Consider this select statement:

SELECT s.sno, s.sname,s.age, SUM(CASE WHEN t.cno = 'CS112' THEN 1 ELSE 0 END) as NumCS112

The new column, NumCS112 has the number of times a student has taken the course. Next, put this in the having clause:

HAVING NumCS112 = 0

Well, this means that the number of times a student has taken the course is 0 -- so the student has not taken the course.

You can do the same thing with max(), where you get a flag instead of a count. So:

SELECT s.sno, s.sname,s.age, MAX(CASE WHEN t.cno = 'CS112' THEN 1 ELSE 0 END) as HasTaken_CS112
. . .
HAVING HasTaken_CS112 = 0

However, you don't have the expression in the select clause, so you can't use HasTaken_CS112. Instead, you have to use the full expression.

Upvotes: 1

Tom Cannaerts
Tom Cannaerts

Reputation: 648

You could add the cno filter in the JOIN condition instead of the where, and the look for NULL values in the RIGHT part of the join (indicating a non-match).

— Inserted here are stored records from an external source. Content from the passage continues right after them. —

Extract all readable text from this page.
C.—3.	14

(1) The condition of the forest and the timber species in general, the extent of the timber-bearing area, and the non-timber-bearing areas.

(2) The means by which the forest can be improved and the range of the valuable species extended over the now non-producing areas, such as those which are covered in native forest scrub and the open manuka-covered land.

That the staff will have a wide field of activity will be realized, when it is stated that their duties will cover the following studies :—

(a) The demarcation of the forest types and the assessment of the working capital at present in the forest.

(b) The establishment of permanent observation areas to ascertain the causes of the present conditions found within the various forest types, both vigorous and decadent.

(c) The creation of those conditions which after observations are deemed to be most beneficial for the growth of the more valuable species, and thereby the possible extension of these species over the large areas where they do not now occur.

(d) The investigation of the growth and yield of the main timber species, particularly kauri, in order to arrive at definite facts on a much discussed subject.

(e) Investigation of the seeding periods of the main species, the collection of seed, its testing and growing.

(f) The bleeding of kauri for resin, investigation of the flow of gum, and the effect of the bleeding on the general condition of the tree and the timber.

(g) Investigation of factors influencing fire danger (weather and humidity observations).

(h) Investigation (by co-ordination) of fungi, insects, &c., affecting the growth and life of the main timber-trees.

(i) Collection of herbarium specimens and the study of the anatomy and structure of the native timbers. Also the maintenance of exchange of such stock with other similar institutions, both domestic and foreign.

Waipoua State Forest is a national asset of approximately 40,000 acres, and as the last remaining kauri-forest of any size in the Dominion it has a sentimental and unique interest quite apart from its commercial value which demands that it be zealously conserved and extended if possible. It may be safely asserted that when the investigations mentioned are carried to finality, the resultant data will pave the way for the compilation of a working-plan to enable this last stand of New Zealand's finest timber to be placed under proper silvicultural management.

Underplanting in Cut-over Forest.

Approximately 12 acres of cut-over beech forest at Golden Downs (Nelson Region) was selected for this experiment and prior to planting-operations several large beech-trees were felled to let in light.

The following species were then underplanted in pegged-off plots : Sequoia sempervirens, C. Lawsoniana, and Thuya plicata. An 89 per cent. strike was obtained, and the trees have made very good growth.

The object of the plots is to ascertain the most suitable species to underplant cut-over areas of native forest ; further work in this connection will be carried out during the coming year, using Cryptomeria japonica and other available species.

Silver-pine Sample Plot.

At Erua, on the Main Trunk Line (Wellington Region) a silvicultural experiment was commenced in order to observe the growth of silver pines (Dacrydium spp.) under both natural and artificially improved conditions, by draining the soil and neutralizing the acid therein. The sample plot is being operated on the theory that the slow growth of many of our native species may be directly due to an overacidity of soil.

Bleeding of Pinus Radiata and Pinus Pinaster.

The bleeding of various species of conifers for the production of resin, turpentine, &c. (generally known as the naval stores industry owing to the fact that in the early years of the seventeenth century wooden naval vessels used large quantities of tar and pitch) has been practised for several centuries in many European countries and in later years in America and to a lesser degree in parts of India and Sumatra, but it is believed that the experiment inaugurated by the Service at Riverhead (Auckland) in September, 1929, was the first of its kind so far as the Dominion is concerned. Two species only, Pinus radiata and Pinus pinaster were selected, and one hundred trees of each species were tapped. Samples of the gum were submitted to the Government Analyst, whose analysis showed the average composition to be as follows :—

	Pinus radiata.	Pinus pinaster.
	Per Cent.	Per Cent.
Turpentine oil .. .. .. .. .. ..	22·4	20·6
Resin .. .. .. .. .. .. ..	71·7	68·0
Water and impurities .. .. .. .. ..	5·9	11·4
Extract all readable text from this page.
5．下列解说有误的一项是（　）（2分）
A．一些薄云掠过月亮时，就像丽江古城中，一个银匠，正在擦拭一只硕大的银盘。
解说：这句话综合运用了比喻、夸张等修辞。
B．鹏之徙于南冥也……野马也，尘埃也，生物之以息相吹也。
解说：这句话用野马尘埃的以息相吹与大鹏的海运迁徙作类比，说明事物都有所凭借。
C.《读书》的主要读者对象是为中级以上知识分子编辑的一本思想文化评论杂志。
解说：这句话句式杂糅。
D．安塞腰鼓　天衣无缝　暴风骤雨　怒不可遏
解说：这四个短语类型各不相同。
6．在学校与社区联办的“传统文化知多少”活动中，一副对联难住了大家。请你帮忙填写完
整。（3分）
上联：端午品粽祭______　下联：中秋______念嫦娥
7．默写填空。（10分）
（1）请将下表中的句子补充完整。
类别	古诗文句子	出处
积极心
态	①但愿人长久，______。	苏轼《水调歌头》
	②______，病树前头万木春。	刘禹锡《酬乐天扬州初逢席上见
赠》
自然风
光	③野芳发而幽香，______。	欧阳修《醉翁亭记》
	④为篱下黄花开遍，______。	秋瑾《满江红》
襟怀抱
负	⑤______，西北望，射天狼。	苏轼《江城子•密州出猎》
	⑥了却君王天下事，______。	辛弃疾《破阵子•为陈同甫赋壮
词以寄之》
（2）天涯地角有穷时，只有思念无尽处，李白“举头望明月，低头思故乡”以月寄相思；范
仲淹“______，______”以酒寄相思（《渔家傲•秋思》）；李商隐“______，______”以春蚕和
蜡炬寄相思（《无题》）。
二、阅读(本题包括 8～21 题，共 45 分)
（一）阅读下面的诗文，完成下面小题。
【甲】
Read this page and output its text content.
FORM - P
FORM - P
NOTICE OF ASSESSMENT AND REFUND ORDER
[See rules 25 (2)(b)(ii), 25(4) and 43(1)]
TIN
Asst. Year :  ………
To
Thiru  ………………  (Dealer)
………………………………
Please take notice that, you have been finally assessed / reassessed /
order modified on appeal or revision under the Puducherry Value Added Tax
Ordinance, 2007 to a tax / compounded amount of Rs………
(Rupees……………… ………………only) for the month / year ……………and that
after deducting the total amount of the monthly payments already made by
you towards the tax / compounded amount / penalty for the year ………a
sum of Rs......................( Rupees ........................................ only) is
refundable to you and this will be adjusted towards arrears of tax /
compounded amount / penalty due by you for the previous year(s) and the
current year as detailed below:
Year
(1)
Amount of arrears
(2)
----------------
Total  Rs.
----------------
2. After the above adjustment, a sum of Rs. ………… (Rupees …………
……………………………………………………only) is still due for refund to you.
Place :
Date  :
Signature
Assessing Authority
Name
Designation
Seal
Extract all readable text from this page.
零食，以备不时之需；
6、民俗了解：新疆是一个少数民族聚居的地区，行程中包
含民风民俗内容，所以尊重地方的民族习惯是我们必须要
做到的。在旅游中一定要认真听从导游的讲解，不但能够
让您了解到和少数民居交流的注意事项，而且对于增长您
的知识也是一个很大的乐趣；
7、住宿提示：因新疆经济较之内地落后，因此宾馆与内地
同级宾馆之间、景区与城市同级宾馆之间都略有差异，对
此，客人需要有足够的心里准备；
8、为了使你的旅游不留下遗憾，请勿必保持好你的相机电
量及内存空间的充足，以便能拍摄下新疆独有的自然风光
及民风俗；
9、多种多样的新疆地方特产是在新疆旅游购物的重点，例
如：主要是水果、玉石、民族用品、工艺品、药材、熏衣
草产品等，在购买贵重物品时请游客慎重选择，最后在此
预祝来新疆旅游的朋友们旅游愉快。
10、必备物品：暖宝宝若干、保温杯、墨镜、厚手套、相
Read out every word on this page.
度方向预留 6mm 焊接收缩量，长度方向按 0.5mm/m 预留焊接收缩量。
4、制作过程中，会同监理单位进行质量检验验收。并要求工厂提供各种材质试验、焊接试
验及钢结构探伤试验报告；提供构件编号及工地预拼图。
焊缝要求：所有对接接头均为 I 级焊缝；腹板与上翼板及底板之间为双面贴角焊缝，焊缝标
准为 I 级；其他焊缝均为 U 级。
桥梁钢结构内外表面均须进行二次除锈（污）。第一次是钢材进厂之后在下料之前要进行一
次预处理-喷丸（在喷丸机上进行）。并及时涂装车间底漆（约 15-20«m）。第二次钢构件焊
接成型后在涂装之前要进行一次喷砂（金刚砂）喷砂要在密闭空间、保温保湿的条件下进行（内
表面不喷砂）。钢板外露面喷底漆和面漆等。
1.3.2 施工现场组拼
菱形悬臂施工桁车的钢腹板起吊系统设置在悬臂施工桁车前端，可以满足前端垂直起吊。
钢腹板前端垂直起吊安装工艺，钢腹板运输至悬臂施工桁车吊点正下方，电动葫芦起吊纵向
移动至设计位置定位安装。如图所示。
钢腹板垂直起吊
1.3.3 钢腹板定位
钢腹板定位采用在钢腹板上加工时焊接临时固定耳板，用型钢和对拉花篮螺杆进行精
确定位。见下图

SELECT s.sno, s.sname, s.age
FROM students s LEFT JOIN take t
ON s.sno = t.sno AND t.cno = 'CS112'
WHERE t.cno IS NULL

Since the filter on cno is in the JOIN condition, it will not actually filter out the students (as opposed to a filter in the WHERE clause). In case of a non-match, the Take part of the join will contains NULL, something we then filter on (filtering out the cases where the student did indeed take the course).

Upvotes: 0

Adrian
Adrian

Reputation: 46452

The CASE inside the MAX yields 1 if they have the course, 0 if they don't. Taking the MAX of that CASE for each row, yields 1 if the student has any row where it would be 1 (meaning they have the class), and 0 otherwise. By saying they must HAVING the MAX > 1, you're saying they have to have the class. In the most convoluted way possible.

Upvotes: 1

Lawson
Lawson

Reputation: 634

The MAX ensures that if only one of the classes the student is taking is CS112, then it fails the HAVING statement and won't return that student.